ION infers regulations within various network structures such as a cycle, multiple cycles, and a cycle with outputs from in silico oscillatory time-series data. ION predicts hidden regulations for the pS2 promoter after estradiol treatment, guiding experimental investigation.
□ NetRAX: Accurate and Fast Maximum Likelihood Phylogenetic Network Inference
>> https://www.biorxiv.org/content/10.1101/2021.08.30.458194v1.full.pdf
NetRAX can infer maximum likelihood phylogenetic networks from partitioned multiple sequence alignments and returns the inferred networks in Extended Newick format.
NetRAX uses a greedy hill climbing approach to search for network topologies. It deploys an outer search loop to iterate over different move types and an inner search loop to search for the best-scoring network using a specific move type.
□ Ultrafast homomorphic encryption models enable secure outsourcing of genotype imputation
>> https://www.cell.com/cell-systems/fulltext/S2405-4712(21)00288-X
Homomorphic Encryption -based imputation methods enable a general modular approach. The first step is imputation model building, where imputation models are trained using the reference genotype panel w/ a set of tag variants to impute the genotypes for a set of target variants.
The second step is the secure imputation step, where the encrypted tag variant genotypes are used to predict the target genotypes by using the imputation models. Imputation model evaluation using the encrypted tag variant genotypes, is where the HE-based methods are deployed.
□ RcppML NMF: Fast and robust non-negative matrix factorization for single-cell experiments
>> https://www.biorxiv.org/content/10.1101/2021.09.01.458620v1.full.pdf
RcppML NMF, an accessible NMF implementation that is much faster than PCA and rivals the runtimes of state-of-the-art Singular Value Decomposition (SVD).
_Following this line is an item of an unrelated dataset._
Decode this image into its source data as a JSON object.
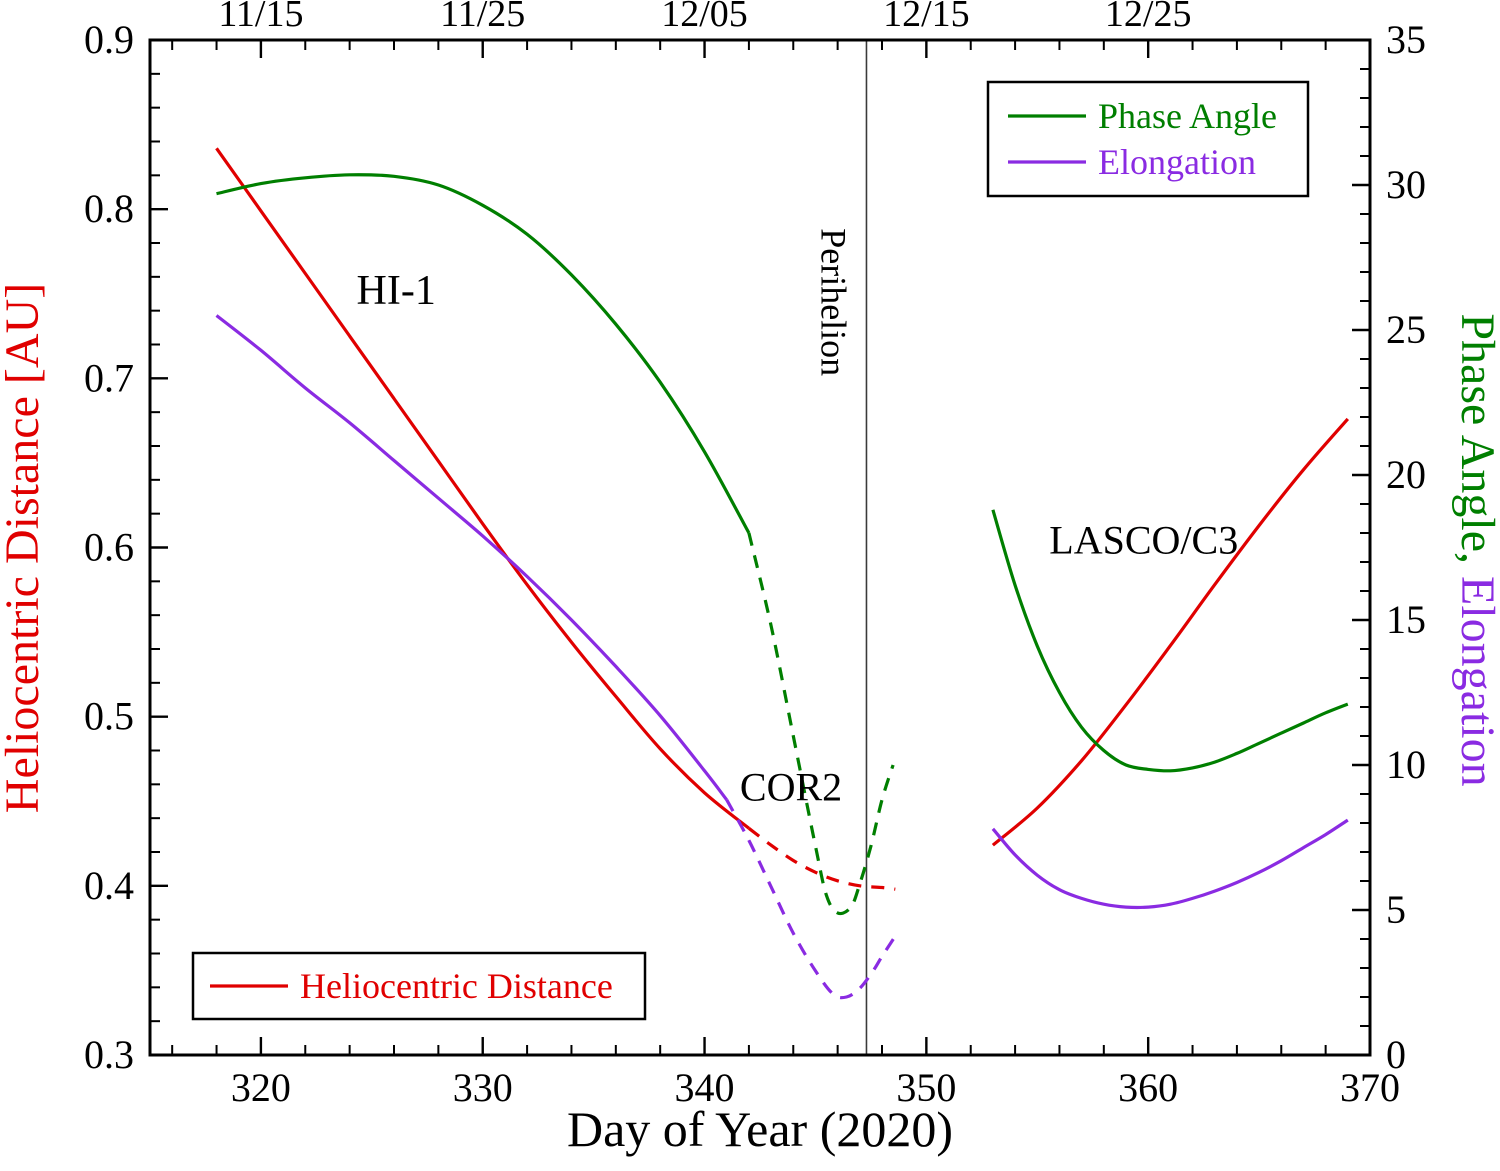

RcppML NMF uses random initialization. NMF models learned with this implementation from raw count matrices yield intuitive summaries of complex biological processes, capturing coordinated gene activity and enrichment of sample metadata.
□ Semantics in High-Dimensional Space
>> https://www.frontiersin.org/articles/10.3389/frai.2021.698809/full
If we are in a 128-dimensional, 1,000-dimensional, or 10-dimensional space, the natural sense of space, direction, or distance we have acquired poking around over our lifetime on the 2-dimensional surface of a 3-dimensional sphere do not quite cut it and risk leading us astray.
An increasing majority of the points in a hypercube lies far from the surface of the hypersphere, and any projected structure that depends on the differences in distance from the origin is lost. The structures in the vector space are partially shadowed onto the hypersphere cave.